Magazine Cinéma

Les cruels

Par Tepepa

I crudeli
1966
Sergio Corbucci
Avec : Joseph Cotten, Norma Bengell, Julian Mateoas

Tout tourne autour d’un cercueil. Jonas, officier de l’ex-armée confédérée rêve de reprendre la lutte. Pour cela, aidé de ses trois fils et de deux acolytes, il massacre dans la joie et l’allégresse un détachement Yankee qui convoyait des dollars. L’eau du fleuve devient rouge sang, les armes à feu chantent et produisent leur écho spaghetti style. Les deux acolytes y passent aussi, car ils n’ont pas la foi.

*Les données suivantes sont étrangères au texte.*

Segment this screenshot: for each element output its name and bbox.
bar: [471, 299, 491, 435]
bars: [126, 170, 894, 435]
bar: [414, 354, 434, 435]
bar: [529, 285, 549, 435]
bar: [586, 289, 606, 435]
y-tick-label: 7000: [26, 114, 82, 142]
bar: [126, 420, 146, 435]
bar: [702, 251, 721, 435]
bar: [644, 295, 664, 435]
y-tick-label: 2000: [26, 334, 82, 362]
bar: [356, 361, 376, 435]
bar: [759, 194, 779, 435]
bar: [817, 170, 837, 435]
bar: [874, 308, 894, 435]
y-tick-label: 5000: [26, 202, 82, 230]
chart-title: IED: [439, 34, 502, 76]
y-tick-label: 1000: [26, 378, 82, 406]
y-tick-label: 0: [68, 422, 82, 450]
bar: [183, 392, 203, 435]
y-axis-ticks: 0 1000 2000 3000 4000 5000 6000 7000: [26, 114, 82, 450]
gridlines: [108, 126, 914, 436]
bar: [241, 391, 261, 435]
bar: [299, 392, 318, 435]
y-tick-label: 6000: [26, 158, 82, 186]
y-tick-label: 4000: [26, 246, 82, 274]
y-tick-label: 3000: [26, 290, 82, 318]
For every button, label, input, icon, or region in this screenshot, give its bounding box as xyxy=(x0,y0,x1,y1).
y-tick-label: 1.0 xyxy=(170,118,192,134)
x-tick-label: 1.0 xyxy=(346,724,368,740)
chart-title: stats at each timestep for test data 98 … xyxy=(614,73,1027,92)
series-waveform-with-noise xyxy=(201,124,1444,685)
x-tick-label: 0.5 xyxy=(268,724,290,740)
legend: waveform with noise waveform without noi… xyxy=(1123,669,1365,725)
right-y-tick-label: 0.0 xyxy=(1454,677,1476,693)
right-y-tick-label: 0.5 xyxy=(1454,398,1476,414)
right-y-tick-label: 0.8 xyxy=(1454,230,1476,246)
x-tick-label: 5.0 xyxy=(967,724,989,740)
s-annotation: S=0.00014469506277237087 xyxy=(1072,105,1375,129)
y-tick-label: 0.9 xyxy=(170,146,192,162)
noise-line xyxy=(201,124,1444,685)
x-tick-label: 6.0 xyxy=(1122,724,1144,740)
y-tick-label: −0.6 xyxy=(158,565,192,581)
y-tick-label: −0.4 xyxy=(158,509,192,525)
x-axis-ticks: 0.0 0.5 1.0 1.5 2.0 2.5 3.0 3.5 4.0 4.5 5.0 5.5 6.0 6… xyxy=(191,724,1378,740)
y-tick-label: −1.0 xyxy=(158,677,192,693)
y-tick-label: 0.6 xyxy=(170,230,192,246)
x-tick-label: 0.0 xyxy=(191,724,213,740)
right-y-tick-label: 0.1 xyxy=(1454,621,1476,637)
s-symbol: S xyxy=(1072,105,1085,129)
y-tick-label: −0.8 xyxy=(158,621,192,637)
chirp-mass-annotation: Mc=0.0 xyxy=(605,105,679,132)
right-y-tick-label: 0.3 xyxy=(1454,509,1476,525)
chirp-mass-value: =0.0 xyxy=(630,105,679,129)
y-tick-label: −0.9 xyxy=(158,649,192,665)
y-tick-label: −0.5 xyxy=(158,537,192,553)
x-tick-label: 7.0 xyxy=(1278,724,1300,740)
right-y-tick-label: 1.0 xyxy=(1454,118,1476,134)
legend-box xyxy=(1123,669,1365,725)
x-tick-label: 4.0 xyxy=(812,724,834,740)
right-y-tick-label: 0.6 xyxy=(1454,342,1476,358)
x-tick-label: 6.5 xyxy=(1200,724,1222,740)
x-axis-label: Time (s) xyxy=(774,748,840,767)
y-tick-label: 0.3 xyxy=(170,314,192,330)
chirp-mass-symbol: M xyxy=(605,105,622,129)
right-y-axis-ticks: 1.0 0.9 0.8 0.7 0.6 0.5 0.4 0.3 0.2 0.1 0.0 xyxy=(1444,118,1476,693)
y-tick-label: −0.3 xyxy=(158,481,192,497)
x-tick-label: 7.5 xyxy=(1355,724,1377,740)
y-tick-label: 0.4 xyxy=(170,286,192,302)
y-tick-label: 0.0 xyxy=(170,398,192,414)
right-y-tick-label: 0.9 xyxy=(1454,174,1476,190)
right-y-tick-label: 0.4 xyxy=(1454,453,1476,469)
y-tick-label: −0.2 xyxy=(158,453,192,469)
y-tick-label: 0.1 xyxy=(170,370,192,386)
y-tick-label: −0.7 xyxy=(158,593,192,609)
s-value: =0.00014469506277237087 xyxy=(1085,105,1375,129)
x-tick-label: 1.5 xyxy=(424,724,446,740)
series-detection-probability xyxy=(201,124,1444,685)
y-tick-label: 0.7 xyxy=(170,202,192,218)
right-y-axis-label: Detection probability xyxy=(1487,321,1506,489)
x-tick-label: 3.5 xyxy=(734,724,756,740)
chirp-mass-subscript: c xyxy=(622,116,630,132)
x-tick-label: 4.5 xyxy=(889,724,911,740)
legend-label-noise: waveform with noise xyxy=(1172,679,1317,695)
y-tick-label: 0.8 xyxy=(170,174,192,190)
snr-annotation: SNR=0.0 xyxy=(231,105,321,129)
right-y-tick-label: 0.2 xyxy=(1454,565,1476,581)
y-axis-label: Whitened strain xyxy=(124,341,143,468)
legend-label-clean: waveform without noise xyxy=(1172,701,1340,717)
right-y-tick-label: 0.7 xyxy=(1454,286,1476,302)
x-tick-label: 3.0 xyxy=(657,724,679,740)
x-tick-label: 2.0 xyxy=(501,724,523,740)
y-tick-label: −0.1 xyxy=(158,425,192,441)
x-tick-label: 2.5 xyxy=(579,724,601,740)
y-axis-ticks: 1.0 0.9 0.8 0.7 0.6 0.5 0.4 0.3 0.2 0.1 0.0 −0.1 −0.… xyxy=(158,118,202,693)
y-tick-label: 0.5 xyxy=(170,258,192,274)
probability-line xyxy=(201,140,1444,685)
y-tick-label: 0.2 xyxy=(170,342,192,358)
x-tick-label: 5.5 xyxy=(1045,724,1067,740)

C’est la spaghetti attitude, pas de modérés, quelques hommes suffisent à anéantir un bataillon, le nombre de morts époustouflant est une convention comme l’était l’exagération du nombre de combattants dans les chroniques médiévales. La petite famille sudiste cache l’argent dans un cercueil afin de l’acheminer tranquillement à bon port et reprendre la lutte. Cacher quelque chose dans un cercueil, que ce soit de l’argent ou un homme en fuite n’est jamais une bonne idée, il y aura toujours un moment ou un représentant de l’ordre zélé demandera à l’ouvrir. Pour éviter ce genre de déconvenue, Jonas a pensé à tout : il a engagé une femme pour tenir le rôle de la veuve du virtuel macchabé. Mais ça ne suffira pas à prévenir les péripéties multiples, la folie des hommes et le sens tragique de la spaghetti attitude.
Thème connu de la revanche du Sud, autorité familiale (Joseph Cotten, regard fanatique impeccable), déchirements familiaux, frère un brin psychopathe (adepte de la baïonette) que l’on protège malgré tout, tout est connu dans ce western, mais tout est différent. D’abord parce qu’il n’y a pas de héros au sens propre (ou sale d’ailleurs) : le petit groupe est le personnage du film, tous sont des crapules, sauf l’un des frères qui semble un peu moins salaud que les autres. Pas de pistolero qui, bien que bourru, représente le bien. La deuxième veuve (la première, alcoolique y passe assez vite) est un personnage moral, qui comme dans les westerns classiques, essaye de faire ce qu’elle peut pour empêcher les hommes de s’entretuer. Elle y arrivera presque d’ailleurs, lors d’un petit twist scénaristique très bien vu dans un fort Yankee. Mais la spaghetti attitude veut que le destin des hommes les rattrape quoi qu’il arrive, dans un final baroque boursouflé. Jonas rampe dans la boue séchée et craquelée, normal, on est dans un Sergio Corbucci.
C’est un Corbucci, mais pas un Corbucci comme les autres, et c’est aussi pour ça que ce film est différent. Jean-François Giré indique dans son livre (L’excellent Il était une fois le western européen, à re-paraître prochainement) qu’il s’agit probablement d’un western de commande. Ceci donne un cachet « classique » au film, c'est-à-dire que si on retrouve bien la noirceur des autres films « sérieux » du bonhomme, c’est par petites touches, presque invisibles pour les néophytes. La linéarité du scénario et l’absence d’exagération font que le film se suit comme un petit western tranquilou avec ses péripéties ad-hoc et ses retournements de situation appropriés, mais sans en avoir l’air, Corbucci nous fait quand même du Corbucci. Et curieusement, on y prendrait presque autant de plaisir que dans ses films réputés (Le Grand Silence et Django en tête) ou la noirceur, le pessimisme, l’hiératisme et le climat (boue, neige) atteignent un degré tel que ces films tournent à l’exercice de style déshumanisé. Dans Les cruels, la noirceur et le pessimisme sont là, mais ils ne sont pas assénés à coup de crosse, les personnages ne prennent pas la pose d’oiseaux vengeurs désincarnés malgré leur destinée qui les mène droit au cimetière, le désert minéral participe à l’ambiance morbide, mais de façon moins appuyée que la boue ou la neige. Tout ceci fait que le film se suit le cœur beaucoup plus léger que Django ou Le Grand Silence, mais que l’émotion ressentie lors du final n’en est que plus réjouissante. Moins de Corbucci dans un Corbucci permet donc parfois d’apprécier d’autant plus le style Corbucci.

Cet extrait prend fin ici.